In the wake of the 2018 Parkland shooting, Florida Gov. Ron DeSantis, then a member of Congress, offered the state’s public school students only “thoughts and prayers.” But DeSantis has taken that useless gesture to another level by signing into law HB 529, which mandates a daily moment of silence at Florida public schools.
A previous law allowed for an optional period of “silent prayer or meditation,” even though a 1985 U.S. Supreme Court decision, Wallace v. Jaffree, held that such laws run afoul of the U.S. Constitution because they appear to endorse a religious practice. This optional period of wasted instruction, between one and two minutes every single school day, is now mandatory in Florida schools.
Some advocates of the new law have implausibly argued that it does not promote prayer. Yet, DeSantis has stated that his intent in signing the bill into law is to “provide each student the ability every day to reflect and be able to pray as they see fit.” He has further described the bill as a response to attempts to “push God out of every institution.”
“This is actually an attempt to score some cheap political points,” comments FFRF Co-President Dan Barker. “The law to encourage prayer in school will unfortunately divide students along religious lines.”
Instead of giving public schools time to pray, Florida legislators should give them adequate funding, Barker adds.
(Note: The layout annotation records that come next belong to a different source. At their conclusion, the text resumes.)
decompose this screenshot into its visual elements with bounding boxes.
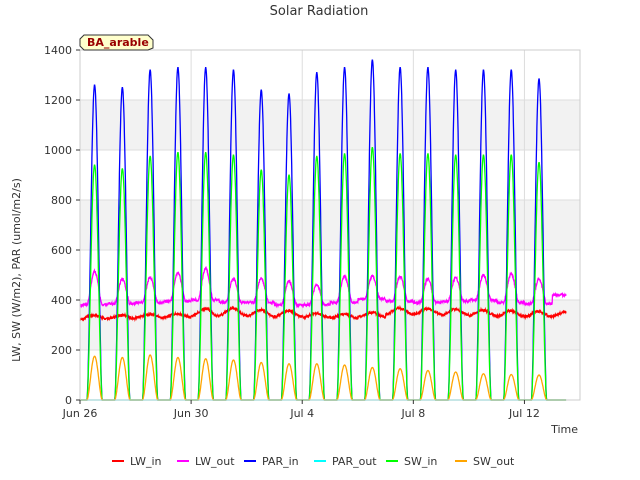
y-tick-label: 1000	[44, 144, 72, 157]
legend-label: PAR_out	[332, 455, 377, 468]
legend-label: SW_out	[473, 455, 515, 468]
y-tick-label: 200	[51, 344, 72, 357]
grid-bands	[80, 100, 580, 350]
x-tick-label: Jun 30	[173, 407, 209, 420]
y-tick-label: 0	[65, 394, 72, 407]
legend-item: LW_out	[177, 455, 235, 468]
y-axis-label: LW, SW (W/m2), PAR (umol/m2/s)	[10, 178, 23, 362]
x-axis-ticks: Jun 26 Jun 30 Jul 4 Jul 8 Jul 12	[62, 400, 540, 420]
station-badge: BA_arable	[79, 34, 154, 51]
legend-item: LW_in	[112, 455, 162, 468]
legend-item: PAR_in	[244, 455, 299, 468]
station-badge-label: BA_arable	[87, 36, 149, 49]
legend-label: PAR_in	[262, 455, 299, 468]
y-axis-ticks: 0 200 400 600 800 1000 1200 1400	[44, 44, 80, 407]
y-tick-label: 800	[51, 194, 72, 207]
plot-frame	[79, 49, 581, 401]
grid-band	[80, 200, 580, 250]
series-line-lw-in	[79, 304, 567, 323]
x-axis-label: Time	[550, 423, 578, 436]
y-tick-label: 400	[51, 294, 72, 307]
legend-item: SW_in	[386, 455, 437, 468]
x-tick-label: Jun 26	[62, 407, 98, 420]
legend-label: SW_in	[404, 455, 437, 468]
x-tick-label: Jul 4	[289, 407, 314, 420]
chart-title: Solar Radiation	[270, 4, 369, 19]
grid-band	[80, 300, 580, 350]
legend: LW_in LW_out PAR_in PAR_out SW_in SW_out	[112, 455, 515, 468]
x-tick-label: Jul 8	[400, 407, 425, 420]
legend-label: LW_in	[130, 455, 162, 468]
legend-item: SW_out	[455, 455, 515, 468]
legend-label: LW_out	[195, 455, 235, 468]
y-tick-label: 1200	[44, 94, 72, 107]
x-tick-label: Jul 12	[508, 407, 540, 420]
grid-band	[80, 100, 580, 150]
y-tick-label: 600	[51, 244, 72, 257]
legend-item: PAR_out	[314, 455, 377, 468]
series-line-lw-out	[79, 265, 567, 309]
y-tick-label: 1400	[44, 44, 72, 57]
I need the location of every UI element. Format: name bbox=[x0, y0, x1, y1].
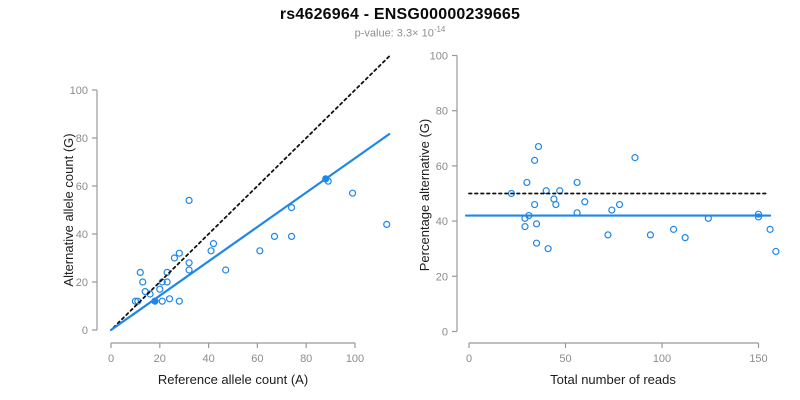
data-point bbox=[544, 245, 552, 253]
y-tick-label: 20 bbox=[76, 277, 88, 289]
data-point bbox=[532, 220, 541, 228]
x-tick-label: 60 bbox=[251, 353, 263, 365]
data-point bbox=[615, 200, 624, 209]
x-tick-label: 20 bbox=[154, 353, 166, 365]
data-point bbox=[287, 204, 296, 212]
data-point bbox=[222, 266, 230, 274]
y-axis-title: Percentage alternative (G) bbox=[417, 119, 432, 271]
data-point bbox=[156, 285, 164, 293]
data-point bbox=[608, 206, 616, 214]
data-point bbox=[170, 254, 179, 262]
x-axis-title: Total number of reads bbox=[550, 372, 676, 387]
pvalue-label: p-value: 3.3× 10 bbox=[354, 27, 434, 40]
data-point bbox=[348, 189, 357, 197]
data-point bbox=[287, 232, 296, 240]
data-point bbox=[185, 259, 193, 267]
data-point bbox=[383, 220, 391, 228]
pvalue-exponent: -14 bbox=[433, 25, 446, 34]
data-point bbox=[772, 247, 780, 256]
data-point bbox=[604, 231, 612, 239]
x-tick-label: 100 bbox=[346, 353, 364, 365]
data-point bbox=[256, 247, 264, 255]
data-point bbox=[175, 249, 183, 257]
data-point bbox=[534, 142, 543, 151]
data-point bbox=[573, 178, 581, 187]
x-axis-title: Reference allele count (A) bbox=[158, 372, 308, 387]
data-point bbox=[681, 234, 689, 242]
data-point bbox=[531, 200, 539, 209]
data-point bbox=[139, 278, 147, 286]
x-tick-label: 150 bbox=[749, 353, 767, 365]
data-point bbox=[631, 154, 639, 162]
y-tick-label: 80 bbox=[436, 106, 448, 118]
data-point bbox=[552, 200, 560, 209]
data-point bbox=[158, 297, 166, 305]
data-point bbox=[185, 196, 193, 204]
data-point bbox=[531, 156, 539, 164]
data-point bbox=[136, 268, 144, 276]
y-axis-title: Alternative allele count (G) bbox=[61, 133, 76, 286]
x-tick-label: 0 bbox=[466, 353, 472, 365]
plot-title: rs4626964 - ENSG00000239665 bbox=[279, 6, 521, 23]
data-point bbox=[754, 213, 763, 221]
y-tick-label: 60 bbox=[76, 181, 88, 193]
data-point bbox=[165, 295, 174, 303]
plot-subtitle: p-value: 3.3× 10-14 bbox=[0, 25, 800, 40]
y-tick-label: 60 bbox=[436, 161, 448, 173]
data-point bbox=[532, 239, 541, 247]
data-point bbox=[207, 247, 215, 255]
y-tick-label: 0 bbox=[442, 327, 448, 339]
y-tick-label: 40 bbox=[76, 229, 88, 241]
left-scatter-plot: 0 20 40 60 80 100 0 20 40 60 80 100 Reference allele… bbox=[61, 55, 391, 387]
x-tick-label: 100 bbox=[653, 353, 671, 365]
data-point bbox=[523, 178, 531, 187]
y-tick-label: 100 bbox=[430, 51, 448, 63]
data-point bbox=[669, 225, 678, 233]
y-tick-label: 40 bbox=[436, 216, 448, 228]
data-point bbox=[209, 240, 218, 248]
x-tick-label: 40 bbox=[202, 353, 214, 365]
x-tick-label: 50 bbox=[559, 353, 571, 365]
data-point bbox=[175, 297, 183, 305]
x-tick-label: 80 bbox=[300, 353, 312, 365]
y-tick-label: 20 bbox=[436, 271, 448, 283]
data-point bbox=[185, 266, 193, 274]
data-point bbox=[646, 231, 655, 239]
y-tick-label: 0 bbox=[82, 325, 88, 337]
data-point bbox=[270, 232, 279, 240]
data-point bbox=[131, 297, 139, 305]
y-tick-label: 80 bbox=[76, 133, 88, 145]
regression-line bbox=[109, 133, 391, 332]
data-point bbox=[521, 223, 529, 231]
data-point bbox=[163, 278, 171, 286]
data-point bbox=[766, 225, 774, 233]
data-point bbox=[754, 210, 763, 218]
y-tick-label: 100 bbox=[70, 85, 88, 97]
x-tick-label: 0 bbox=[108, 353, 114, 365]
data-point bbox=[581, 198, 589, 206]
right-scatter-plot: 0 20 40 60 80 100 0 50 100 150 Total number of rea… bbox=[417, 51, 780, 387]
identity-line bbox=[112, 55, 391, 329]
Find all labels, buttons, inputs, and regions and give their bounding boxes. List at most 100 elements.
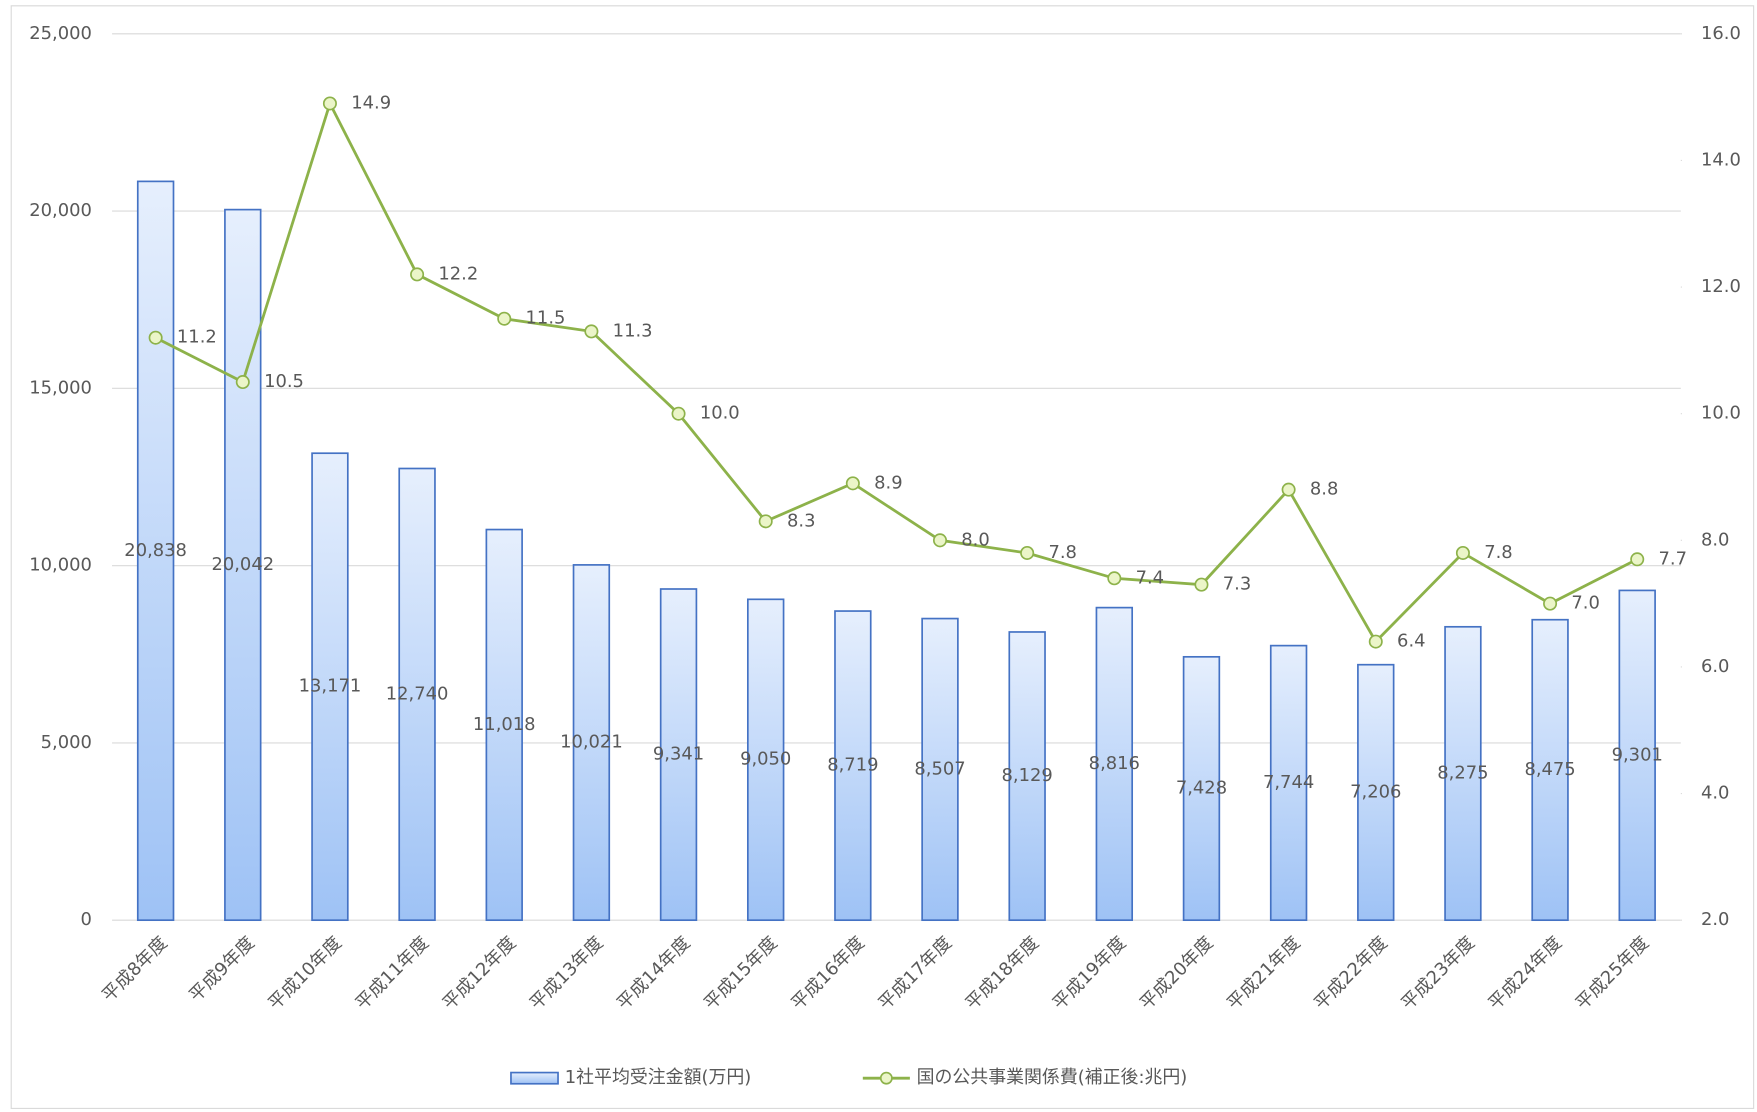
data-label: 20,042: [211, 554, 274, 575]
x-tick-label: 平成22年度: [1310, 933, 1392, 1015]
x-tick-label: 平成11年度: [352, 933, 434, 1015]
data-label: 9,301: [1612, 744, 1663, 765]
line-marker: [410, 267, 425, 282]
bar: [1357, 663, 1395, 922]
chart-border: [10, 5, 1755, 1109]
x-tick-label: 平成13年度: [526, 933, 608, 1015]
y-tick-label: 25,000: [29, 23, 92, 44]
x-tick-label: 平成20年度: [1136, 933, 1218, 1015]
y2-tick-label: 8.0: [1701, 529, 1729, 550]
y2-tick-label: 10.0: [1701, 403, 1741, 424]
y-tick-label: 0: [80, 909, 91, 930]
data-label: 8.9: [874, 472, 902, 493]
bar: [485, 528, 523, 922]
data-label: 11,018: [473, 714, 536, 735]
x-tick-label: 平成8年度: [98, 933, 172, 1007]
x-tick-label: 平成17年度: [874, 933, 956, 1015]
data-label: 12.2: [438, 263, 478, 284]
data-label: 8,475: [1524, 759, 1575, 780]
data-label: 10.0: [700, 403, 740, 424]
y2-tick-label: 16.0: [1701, 23, 1741, 44]
data-label: 9,050: [740, 749, 791, 770]
x-tick-label: 平成23年度: [1397, 933, 1479, 1015]
y-tick-label: 10,000: [29, 555, 92, 576]
x-tick-label: 平成15年度: [700, 933, 782, 1015]
x-tick-label: 平成12年度: [439, 933, 521, 1015]
data-label: 8.8: [1310, 479, 1338, 500]
line-marker: [758, 514, 773, 529]
data-label: 7.4: [1136, 567, 1164, 588]
line-marker: [1368, 634, 1383, 649]
data-label: 8.3: [787, 510, 815, 531]
data-label: 8,275: [1437, 762, 1488, 783]
data-label: 6.4: [1397, 631, 1425, 652]
data-label: 12,740: [386, 683, 449, 704]
legend-swatch: [510, 1071, 559, 1085]
bar: [1095, 606, 1134, 922]
bar: [1444, 625, 1482, 922]
bar: [572, 564, 611, 922]
line-marker: [1107, 571, 1122, 586]
data-label: 7.8: [1048, 542, 1076, 563]
bar: [921, 617, 959, 922]
legend-label: 1社平均受注金額(万円): [565, 1067, 752, 1088]
data-label: 11.5: [526, 308, 566, 329]
data-label: 20,838: [124, 540, 187, 561]
line-marker: [584, 324, 599, 339]
data-label: 11.3: [613, 320, 653, 341]
line-marker: [1281, 482, 1296, 497]
data-label: 13,171: [299, 676, 362, 697]
x-tick-label: 平成9年度: [185, 933, 259, 1007]
x-tick-label: 平成21年度: [1223, 933, 1305, 1015]
line-marker: [1630, 552, 1645, 567]
y2-tick-label: 2.0: [1701, 909, 1729, 930]
line-marker: [1543, 596, 1558, 611]
y2-tick-label: 12.0: [1701, 276, 1741, 297]
data-label: 10.5: [264, 371, 304, 392]
data-label: 8,719: [827, 755, 878, 776]
data-label: 8,816: [1089, 753, 1140, 774]
data-label: 14.9: [351, 92, 391, 113]
x-tick-label: 平成16年度: [787, 933, 869, 1015]
line: [154, 99, 1638, 644]
x-tick-label: 平成25年度: [1572, 933, 1654, 1015]
line-marker: [845, 476, 860, 491]
x-tick-label: 平成19年度: [1049, 933, 1131, 1015]
line-marker: [235, 375, 250, 390]
data-label: 7.8: [1484, 542, 1512, 563]
data-label: 7.7: [1659, 548, 1687, 569]
data-label: 7,428: [1176, 777, 1227, 798]
data-label: 8.0: [961, 529, 989, 550]
data-label: 7,744: [1263, 772, 1314, 793]
data-label: 7.0: [1571, 593, 1599, 614]
bar: [311, 452, 349, 922]
y2-tick-label: 14.0: [1701, 149, 1741, 170]
line-marker: [322, 96, 337, 111]
bar: [746, 598, 785, 922]
x-tick-label: 平成14年度: [613, 933, 695, 1015]
bar: [659, 588, 698, 922]
bar: [1182, 655, 1221, 922]
bar: [834, 610, 872, 922]
x-tick-label: 平成10年度: [264, 933, 346, 1015]
data-label: 8,507: [914, 758, 965, 779]
legend-swatch: [879, 1071, 893, 1085]
line-marker: [1194, 577, 1209, 592]
legend-label: 国の公共事業関係費(補正後:兆円): [917, 1067, 1188, 1088]
data-label: 8,129: [1002, 765, 1053, 786]
data-label: 9,341: [653, 744, 704, 765]
data-label: 11.2: [177, 327, 217, 348]
x-tick-label: 平成24年度: [1484, 933, 1566, 1015]
line-marker: [671, 406, 686, 421]
bar: [1531, 618, 1569, 922]
line-marker: [1020, 545, 1035, 560]
bar: [224, 208, 262, 922]
line-marker: [497, 311, 512, 326]
data-label: 7.3: [1223, 574, 1251, 595]
data-label: 7,206: [1350, 781, 1401, 802]
y2-tick-label: 6.0: [1701, 656, 1729, 677]
bar: [1269, 644, 1308, 922]
bar: [136, 180, 175, 922]
y-tick-label: 20,000: [29, 200, 92, 221]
Florida is among the worst states in the country in terms of public school funding. The state’s voucher scheme diverts funds to private religious schools, and now the state is inserting religion, rather than dollars, back into public schools. As FFRF attorney Ryan Jayne has recently described, this bill is only one such threat to secular schools.
Florida students deserve a secular, well-funded public school system that aims to educate, not indoctrinate.